La persona gioca Minecraftamente.
Abbiamo gia parlato di come in toki pona aggettivi e avverbi siano la stessa cosa, e i nomi propri siano aggettivi. Per cui logicamente possono anche essere avverbi! Dal punto di vista grammaticale questa costruzione è simile a quella di frasi come:
jan li toki suwi.
La persona parla dolcemente.
jan li musi pona.
La persona gioca bene.
Ci sono alternative?
Sì! In effetti la popolarità di questo stile che usa nomi propri come avverbi è abbastanza recente. Lo stile più vecchio funziona così:
jan li toki lon toki Italija.
La persona parla in Italiano.
jan li toki kepeken toki Italija.
La persona parla per mezzo dell'Italiano.
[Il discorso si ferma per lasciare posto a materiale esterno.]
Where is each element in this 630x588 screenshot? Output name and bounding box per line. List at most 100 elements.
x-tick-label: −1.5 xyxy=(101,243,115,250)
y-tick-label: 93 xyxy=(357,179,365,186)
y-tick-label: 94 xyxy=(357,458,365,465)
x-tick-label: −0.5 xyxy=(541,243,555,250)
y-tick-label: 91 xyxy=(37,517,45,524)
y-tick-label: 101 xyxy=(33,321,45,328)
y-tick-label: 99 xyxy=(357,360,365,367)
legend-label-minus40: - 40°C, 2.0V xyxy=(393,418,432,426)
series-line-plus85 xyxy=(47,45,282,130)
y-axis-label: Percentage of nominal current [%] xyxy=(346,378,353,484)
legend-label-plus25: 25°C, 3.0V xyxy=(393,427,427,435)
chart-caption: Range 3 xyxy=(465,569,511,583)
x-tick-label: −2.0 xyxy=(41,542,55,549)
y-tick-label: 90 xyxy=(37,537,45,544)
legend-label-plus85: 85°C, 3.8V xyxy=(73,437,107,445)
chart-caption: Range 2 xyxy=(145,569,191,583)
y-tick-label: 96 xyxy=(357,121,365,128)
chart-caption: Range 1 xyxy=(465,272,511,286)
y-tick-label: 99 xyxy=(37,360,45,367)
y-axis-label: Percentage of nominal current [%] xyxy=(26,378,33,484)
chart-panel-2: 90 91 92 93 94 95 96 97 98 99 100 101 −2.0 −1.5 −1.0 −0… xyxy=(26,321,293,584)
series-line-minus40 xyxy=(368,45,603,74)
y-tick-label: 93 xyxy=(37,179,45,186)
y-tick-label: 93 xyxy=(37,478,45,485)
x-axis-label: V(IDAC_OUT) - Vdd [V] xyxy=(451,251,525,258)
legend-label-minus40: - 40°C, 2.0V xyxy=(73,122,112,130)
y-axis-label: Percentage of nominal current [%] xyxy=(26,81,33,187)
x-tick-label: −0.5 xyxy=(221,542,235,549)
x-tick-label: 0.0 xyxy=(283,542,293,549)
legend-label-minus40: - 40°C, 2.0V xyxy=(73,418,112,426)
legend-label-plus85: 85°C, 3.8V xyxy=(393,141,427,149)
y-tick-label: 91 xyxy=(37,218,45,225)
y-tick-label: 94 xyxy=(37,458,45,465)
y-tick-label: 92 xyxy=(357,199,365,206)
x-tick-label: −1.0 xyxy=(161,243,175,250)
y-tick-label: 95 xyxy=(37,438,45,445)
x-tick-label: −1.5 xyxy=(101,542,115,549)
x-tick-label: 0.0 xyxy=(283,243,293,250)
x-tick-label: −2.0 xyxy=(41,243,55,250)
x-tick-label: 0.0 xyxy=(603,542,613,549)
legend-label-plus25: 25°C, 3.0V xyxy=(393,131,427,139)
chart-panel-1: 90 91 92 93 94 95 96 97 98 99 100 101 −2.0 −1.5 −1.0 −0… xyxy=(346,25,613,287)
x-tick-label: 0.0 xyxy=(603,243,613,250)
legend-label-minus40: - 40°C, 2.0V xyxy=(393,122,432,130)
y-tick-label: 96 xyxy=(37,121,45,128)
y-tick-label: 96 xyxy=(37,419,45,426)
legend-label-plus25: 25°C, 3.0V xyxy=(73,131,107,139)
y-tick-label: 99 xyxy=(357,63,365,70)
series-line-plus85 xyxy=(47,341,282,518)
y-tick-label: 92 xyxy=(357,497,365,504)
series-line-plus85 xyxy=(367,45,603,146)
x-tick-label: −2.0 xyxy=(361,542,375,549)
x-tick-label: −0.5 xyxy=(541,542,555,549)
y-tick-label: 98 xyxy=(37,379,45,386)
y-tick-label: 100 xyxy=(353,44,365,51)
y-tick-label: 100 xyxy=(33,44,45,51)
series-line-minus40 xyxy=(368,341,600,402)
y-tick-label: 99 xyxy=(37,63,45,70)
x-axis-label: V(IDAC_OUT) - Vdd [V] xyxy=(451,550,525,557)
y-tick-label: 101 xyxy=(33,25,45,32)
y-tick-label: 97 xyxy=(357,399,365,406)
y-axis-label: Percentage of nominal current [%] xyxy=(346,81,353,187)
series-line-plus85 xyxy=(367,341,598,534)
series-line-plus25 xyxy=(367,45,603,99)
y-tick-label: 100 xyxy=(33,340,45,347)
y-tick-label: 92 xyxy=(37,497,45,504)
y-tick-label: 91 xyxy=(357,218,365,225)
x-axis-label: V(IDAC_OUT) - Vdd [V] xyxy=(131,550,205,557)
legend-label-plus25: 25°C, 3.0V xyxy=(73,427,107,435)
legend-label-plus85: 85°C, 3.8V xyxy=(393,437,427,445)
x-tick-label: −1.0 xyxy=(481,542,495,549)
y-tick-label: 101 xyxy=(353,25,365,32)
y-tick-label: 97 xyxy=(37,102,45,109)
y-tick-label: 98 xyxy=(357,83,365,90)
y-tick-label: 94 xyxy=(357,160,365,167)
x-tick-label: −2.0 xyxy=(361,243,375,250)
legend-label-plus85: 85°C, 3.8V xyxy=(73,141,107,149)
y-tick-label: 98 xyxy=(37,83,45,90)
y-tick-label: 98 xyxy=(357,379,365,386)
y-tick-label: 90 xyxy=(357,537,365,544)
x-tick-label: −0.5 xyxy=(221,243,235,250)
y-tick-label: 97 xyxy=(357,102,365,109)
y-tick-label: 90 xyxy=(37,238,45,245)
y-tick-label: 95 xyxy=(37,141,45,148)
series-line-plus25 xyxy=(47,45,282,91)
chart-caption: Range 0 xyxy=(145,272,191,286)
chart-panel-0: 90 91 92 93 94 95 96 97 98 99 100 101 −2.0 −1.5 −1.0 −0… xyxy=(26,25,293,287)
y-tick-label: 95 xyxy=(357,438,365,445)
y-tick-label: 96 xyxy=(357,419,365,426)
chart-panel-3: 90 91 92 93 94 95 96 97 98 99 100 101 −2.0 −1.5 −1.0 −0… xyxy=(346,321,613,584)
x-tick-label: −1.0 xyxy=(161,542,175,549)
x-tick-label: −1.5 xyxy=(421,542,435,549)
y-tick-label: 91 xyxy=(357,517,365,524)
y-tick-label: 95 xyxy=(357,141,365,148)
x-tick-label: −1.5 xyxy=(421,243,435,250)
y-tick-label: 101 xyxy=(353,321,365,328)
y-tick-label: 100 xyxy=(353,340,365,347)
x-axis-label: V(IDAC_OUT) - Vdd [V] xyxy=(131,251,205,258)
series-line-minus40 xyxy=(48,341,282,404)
jan li musi lon musi Manka.
La persona si diverte in Minecraft.
jan li musi kepeken musi Manka.
La persona si diverte per mezzo di Minecraft.
Si puo dire ‘toki e toki …’ o ‘musi e musi …’?
In passato era relativamente comune! Ma oggi il significato potrebbe essere capito in modo un po’ diverso da come si vorrebbe:
jan li toki e toki Italija.
La persona parla della lingua Italiana.
(ha senso, ma in una situazione differente)
jan li musi e musi Manka.
La persona fa divertire Minecraft. (???)